Penyerahan uang rampasan tersebut dilakukan di Gedung Rumah Penyimpanan Benda Sitaan dan Barang Rampasan (Rupbasan) KPK, Cawang, Jakarta Timur, Rabu, 24 Juni 2026.
Direktur Pelacakan Aset, Pengelolaan Barang Bukti, dan Eksekusi (Labuksi) KPK, Mungki Hadipratikto mengatakan, penyerahan itu merupakan tindak lanjut putusan Mahkamah Agung (MA) yang telah berkekuatan hukum tetap atau inkracht sejak 21 Mei 2026.
Tim eksekutor KPK telah melaksanakan putusan pengadilan dengan menyetorkan uang rampasan tersebut ke rekening giro THT Taspen pada BRI Cabang Veteran Jakarta.
Sebelumnya, KPK juga telah mengeksekusi pihak swasta dalam perkara yang sama, Ekiawan Heri Primaryanto, dengan mengembalikan dana lebih dari Rp883 miliar kepada Taspen.
Mungki menjelaskan, KPK mempertimbangkan keberadaan korban dalam setiap penuntutan pidana maupun tindak pidana pencucian uang (TPPU), termasuk dalam perkara korupsi yang menempatkan Taspen sebagai pihak penerima pemulihan kerugian.
"Jadi total keseluruhan dengan hari ini genap menjadi Rp1 triliun.

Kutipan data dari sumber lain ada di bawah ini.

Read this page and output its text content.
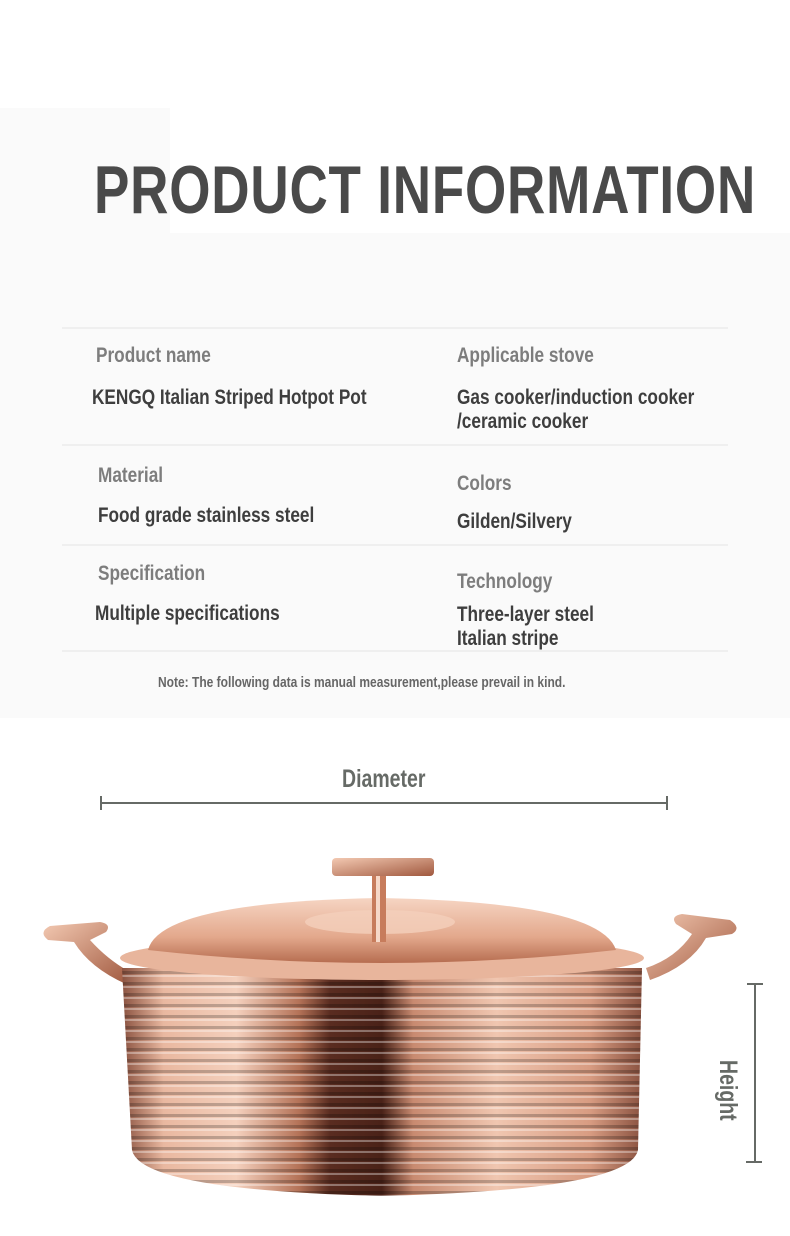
PRODUCT INFORMATION
Product name
KENGQ Italian Striped Hotpot Pot
Applicable stove
Gas cooker/induction cooker
/ceramic cooker
Material
Food grade stainless steel
Colors
Gilden/Silvery
Specification
Multiple specifications
Technology
Three-layer steel
Italian stripe
Note: The following data is manual measurement,please prevail in kind.
Diameter
Height
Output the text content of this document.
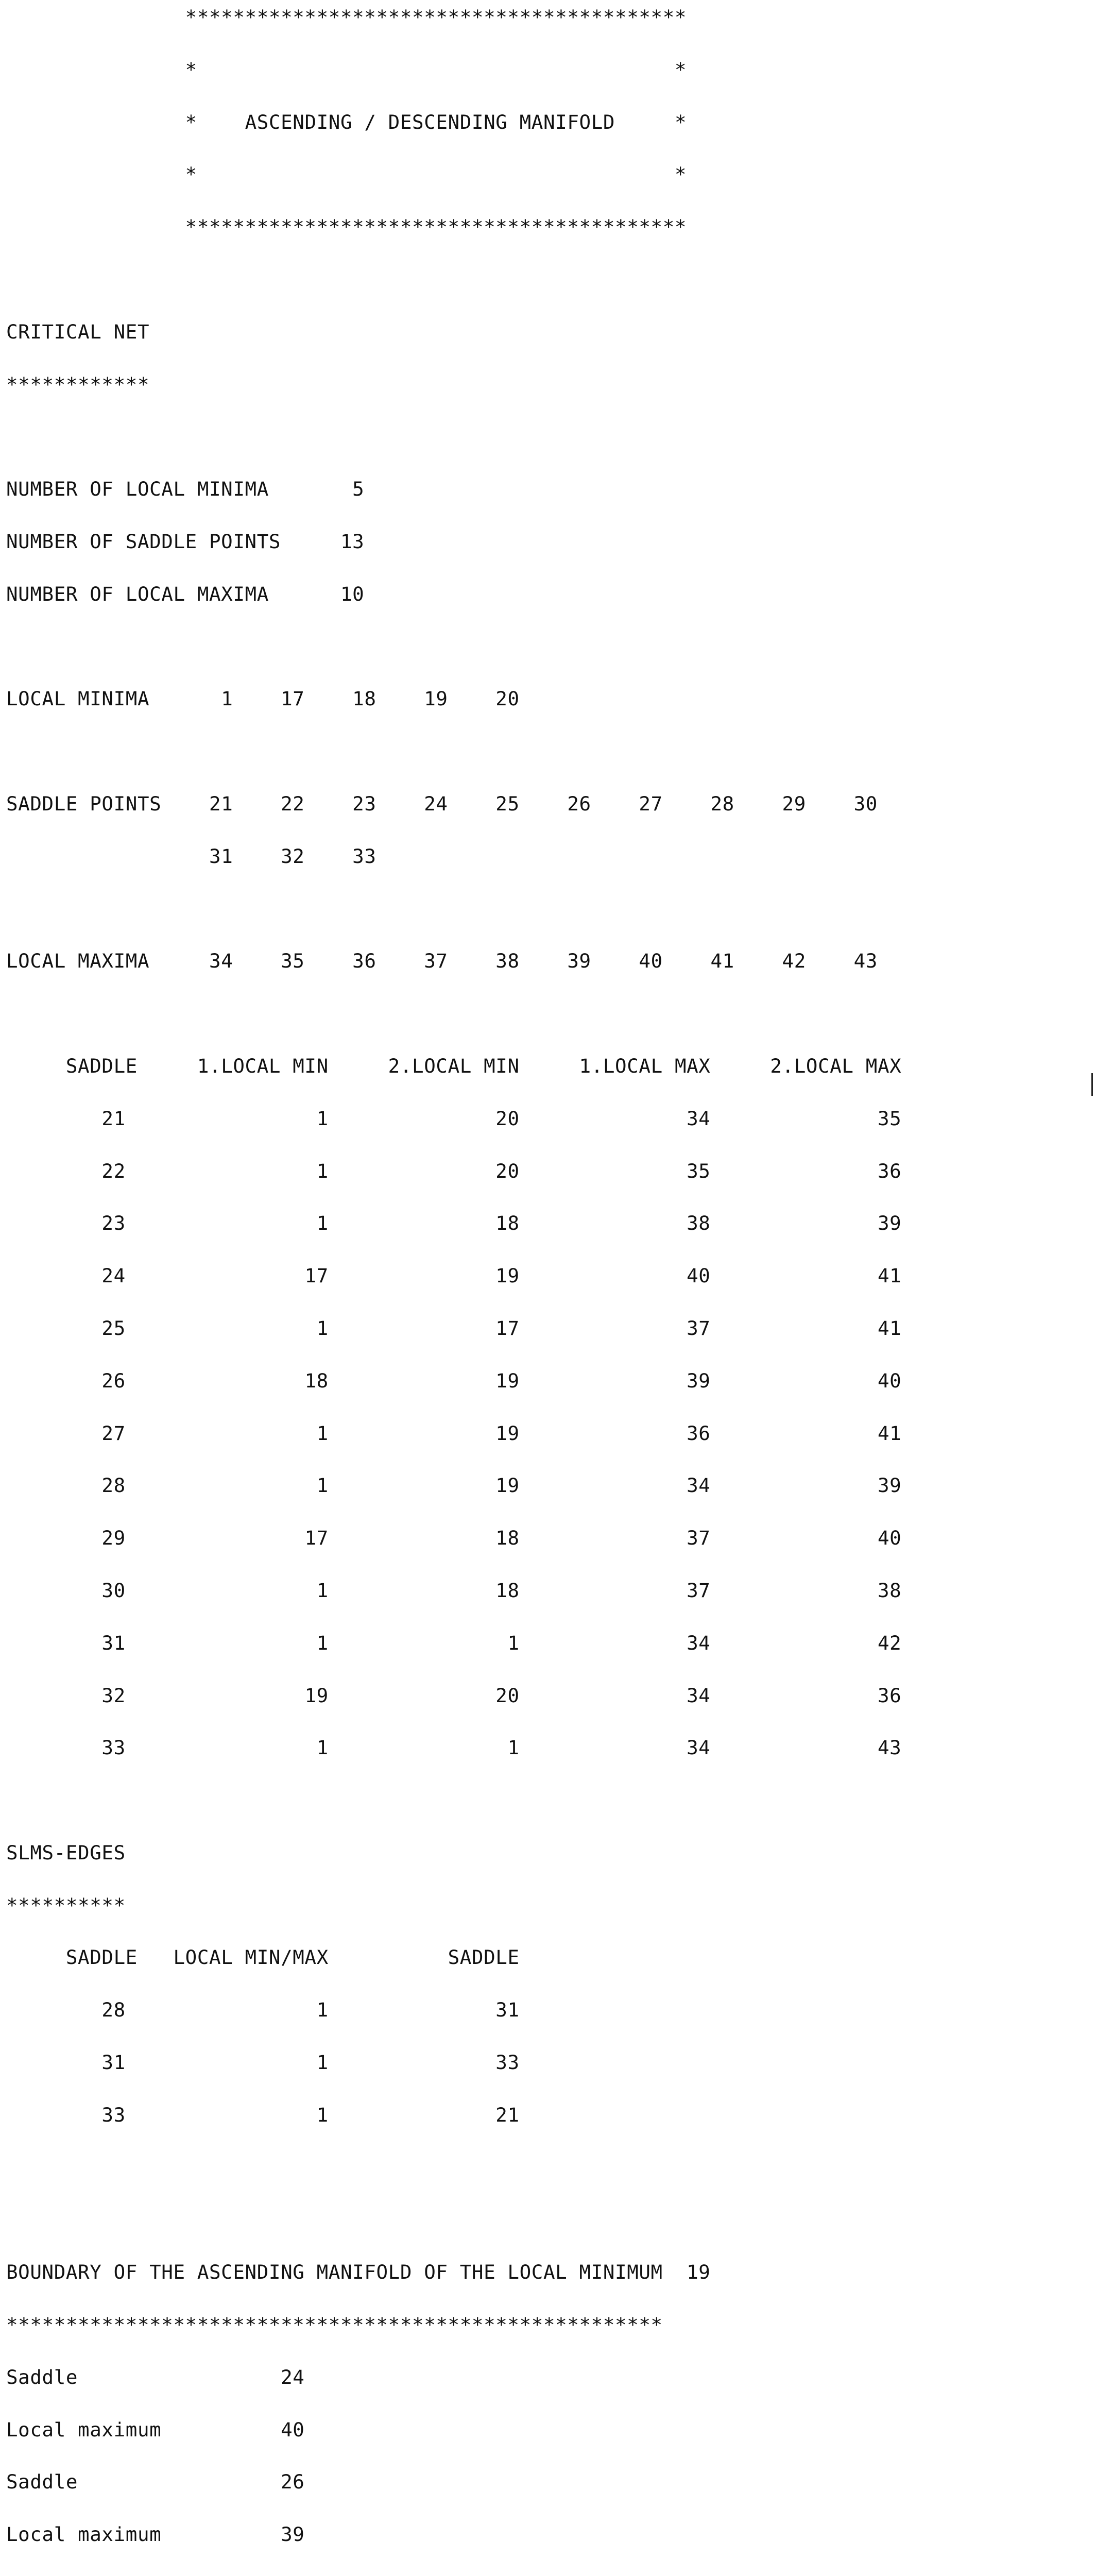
******************************************

*	*

* ASCENDING / DESCENDING MANIFOLD	*

*	*

******************************************

CRITICAL NET

************

NUMBER OF LOCAL MINIMA       5

NUMBER OF SADDLE POINTS     13

NUMBER OF LOCAL MAXIMA      10

LOCAL MINIMA      1    17    18    19    20

SADDLE POINTS    21    22    23    24    25    26    27    28    29    30

31    32    33

LOCAL MAXIMA     34    35    36    37    38    39    40    41    42    43

SADDLE     1.LOCAL MIN     2.LOCAL MIN     1.LOCAL MAX     2.LOCAL MAX

21                1              20              34              35

22                1              20              35              36

23                1              18              38              39

24               17              19              40              41

25                1              17              37              41

26               18              19              39              40

27                1              19              36              41

28                1              19              34              39

29               17              18              37              40

30                1              18              37              38

31                1               1              34              42

32               19              20              34              36

33                1               1              34              43

SLMS-EDGES

**********

SADDLE   LOCAL MIN/MAX          SADDLE

28                1              31

31                1              33

33                1              21

BOUNDARY OF THE ASCENDING MANIFOLD OF THE LOCAL MINIMUM 19

*******************************************************

Saddle                 24

Local maximum          40

Saddle                 26

Local maximum          39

Tepatnya Rp1.036.705.882.322, ditambah enam rekening efek," kata Mungki kepada wartawan.
Dalam perkara tersebut, KPK juga mengeksekusi sejumlah aset milik Kosasih. Hakim membebankan uang pengganti lebih dari Rp29,1 miliar beserta sejumlah mata uang asing.
"Selain uang, kita juga ada beberapa barang mewah, perhiasan, logam mulia dalam perkara ini. Untuk sementara nanti prosesnya terhadap barang ini kita akan lakukan penilaian, kita akan bekerja sama dengan KPKNL," ujar Mungki.

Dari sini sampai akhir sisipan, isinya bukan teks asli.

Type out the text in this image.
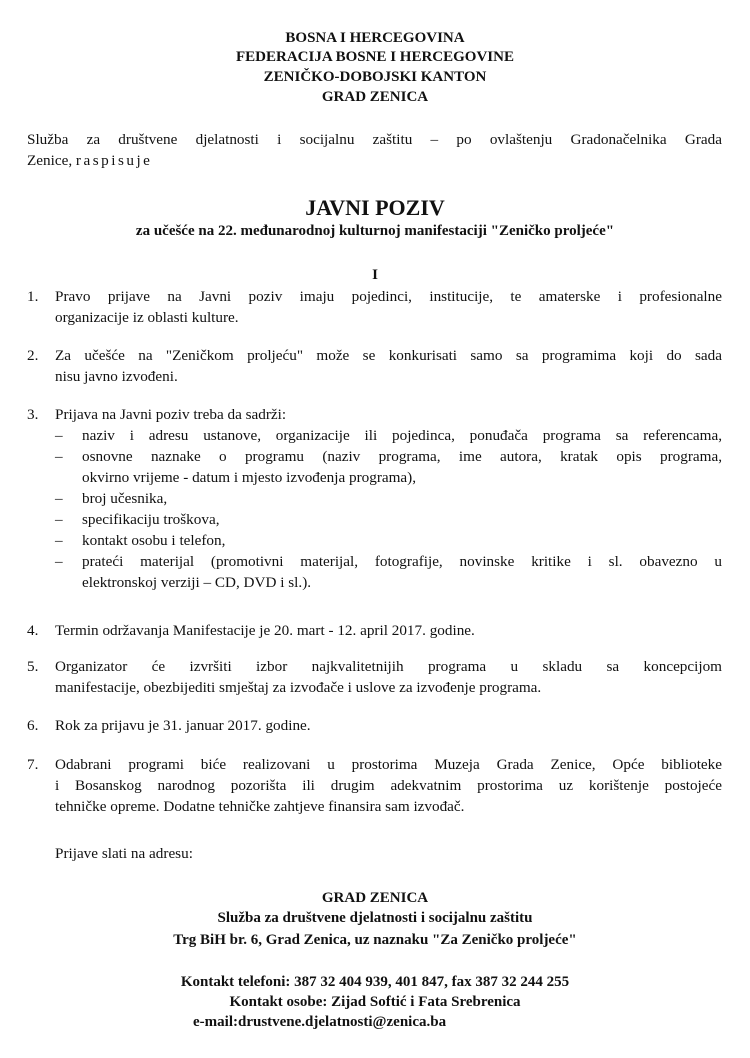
BOSNA I HERCEGOVINA
FEDERACIJA BOSNE I HERCEGOVINE
ZENIČKO-DOBOJSKI KANTON
GRAD ZENICA
Služba za društvene djelatnosti i socijalnu zaštitu – po ovlaštenju Gradonačelnika Grada
Zenice, raspisuje
JAVNI POZIV
za učešće na 22. međunarodnoj kulturnoj manifestaciji "Zeničko proljeće"
I
1.	Pravo prijave na Javni poziv imaju pojedinci, institucije, te amaterske i profesionalne
organizacije iz oblasti kulture.
2.	Za učešće na "Zeničkom proljeću" može se konkurisati samo sa programima koji do sada
nisu javno izvođeni.
3.	Prijava na Javni poziv treba da sadrži:
–	naziv i adresu ustanove, organizacije ili pojedinca, ponuđača programa sa referencama,
–	osnovne naznake o programu (naziv programa, ime autora, kratak opis programa,
okvirno vrijeme - datum i mjesto izvođenja programa),
–	broj učesnika,
–	specifikaciju troškova,
–	kontakt osobu i telefon,
–	prateći materijal (promotivni materijal, fotografije, novinske kritike i sl. obavezno u
elektronskoj verziji – CD, DVD i sl.).
4.	Termin održavanja Manifestacije je 20. mart - 12. april 2017. godine.
5.	Organizator će izvršiti izbor najkvalitetnijih programa u skladu sa koncepcijom
manifestacije, obezbijediti smještaj za izvođače i uslove za izvođenje programa.
6.	Rok za prijavu je 31. januar 2017. godine.
7.	Odabrani programi biće realizovani u prostorima Muzeja Grada Zenice, Opće biblioteke
i Bosanskog narodnog pozorišta ili drugim adekvatnim prostorima uz korištenje postojeće
tehničke opreme. Dodatne tehničke zahtjeve finansira sam izvođač.
Prijave slati na adresu:
GRAD ZENICA
Služba za društvene djelatnosti i socijalnu zaštitu
Trg BiH br. 6, Grad Zenica, uz naznaku "Za Zeničko proljeće"
Kontakt telefoni: 387 32 404 939, 401 847, fax 387 32 244 255
Kontakt osobe: Zijad Softić i Fata Srebrenica
e-mail:drustvene.djelatnosti@zenica.ba
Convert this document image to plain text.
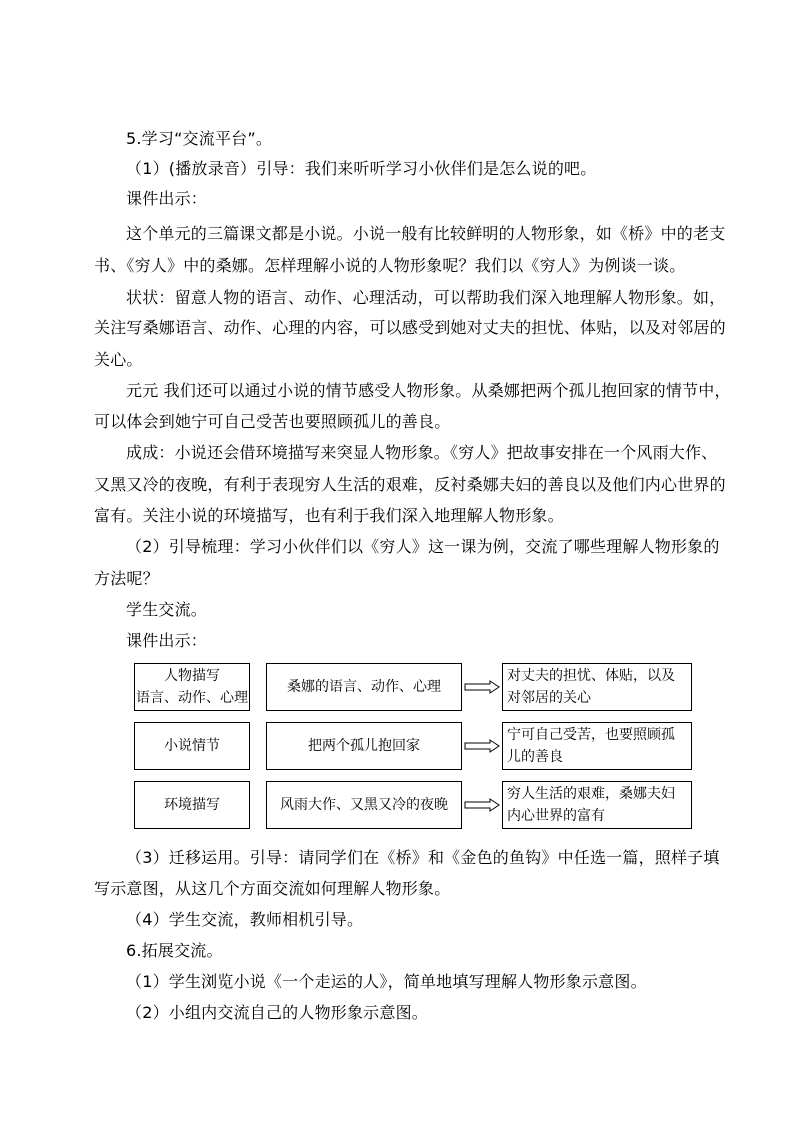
5.学习“交流平台”。
（1）(播放录音）引导：我们来听听学习小伙伴们是怎么说的吧。
课件出示：
这个单元的三篇课文都是小说。小说一般有比较鲜明的人物形象，如《桥》中的老支
书、《穷人》中的桑娜。怎样理解小说的人物形象呢？我们以《穷人》为例谈一谈。
状状：留意人物的语言、动作、心理活动，可以帮助我们深入地理解人物形象。如，
关注写桑娜语言、动作、心理的内容，可以感受到她对丈夫的担忧、体贴，以及对邻居的
关心。
元元 我们还可以通过小说的情节感受人物形象。从桑娜把两个孤儿抱回家的情节中，
可以体会到她宁可自己受苦也要照顾孤儿的善良。
成成：小说还会借环境描写来突显人物形象。《穷人》把故事安排在一个风雨大作、
又黑又冷的夜晚，有利于表现穷人生活的艰难，反衬桑娜夫妇的善良以及他们内心世界的
富有。关注小说的环境描写，也有利于我们深入地理解人物形象。
（2）引导梳理：学习小伙伴们以《穷人》这一课为例，交流了哪些理解人物形象的
方法呢？
学生交流。
课件出示：
人物描写
语言、动作、心理
桑娜的语言、动作、心理
对丈夫的担忧、体贴，以及
对邻居的关心
小说情节	把两个孤儿抱回家
宁可自己受苦，也要照顾孤
儿的善良
环境描写	风雨大作、又黑又冷的夜晚
穷人生活的艰难，桑娜夫妇
内心世界的富有
（3）迁移运用。引导：请同学们在《桥》和《金色的鱼钩》中任选一篇，照样子填
写示意图，从这几个方面交流如何理解人物形象。
（4）学生交流，教师相机引导。
6.拓展交流。
（1）学生浏览小说《一个走运的人》，简单地填写理解人物形象示意图。
（2）小组内交流自己的人物形象示意图。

Selain uang dan barang mewah, KPK turut mengeksekusi empat unit kendaraan roda empat dengan nilai taksiran sekitar Rp1,3 miliar. Keempat kendaraan itu terdiri dari satu unit Hyundai Ioniq 5 warna hitam, satu unit Honda HRV, serta dua unit Honda CRV.

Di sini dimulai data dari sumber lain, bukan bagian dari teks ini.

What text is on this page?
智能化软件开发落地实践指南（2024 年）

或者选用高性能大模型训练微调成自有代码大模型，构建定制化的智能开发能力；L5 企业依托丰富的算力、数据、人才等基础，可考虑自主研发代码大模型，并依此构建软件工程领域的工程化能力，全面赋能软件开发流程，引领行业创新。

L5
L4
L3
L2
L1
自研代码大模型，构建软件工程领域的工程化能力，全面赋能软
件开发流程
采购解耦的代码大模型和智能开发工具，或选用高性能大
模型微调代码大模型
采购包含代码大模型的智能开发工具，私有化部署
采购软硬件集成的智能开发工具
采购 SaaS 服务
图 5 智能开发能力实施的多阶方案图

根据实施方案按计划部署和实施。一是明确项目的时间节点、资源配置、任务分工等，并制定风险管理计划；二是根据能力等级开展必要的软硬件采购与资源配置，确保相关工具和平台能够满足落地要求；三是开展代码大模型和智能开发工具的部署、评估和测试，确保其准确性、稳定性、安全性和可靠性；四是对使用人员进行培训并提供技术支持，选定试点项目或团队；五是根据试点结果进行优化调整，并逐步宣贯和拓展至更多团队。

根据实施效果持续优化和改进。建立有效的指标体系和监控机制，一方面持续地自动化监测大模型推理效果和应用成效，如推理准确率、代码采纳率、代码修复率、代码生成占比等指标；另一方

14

KPK juga merampas sejumlah aset properti, yakni unit apartemen di Casa Grande Residence dan The Smith, serta beberapa bidang tanah di kawasan Serpong, Tangerang Selatan. Aset-aset tersebut akan melalui proses penilaian sebelum dilelang untuk pelaksanaan eksekusi sesuai putusan pengadilan yang telah berkekuatan hukum tetap.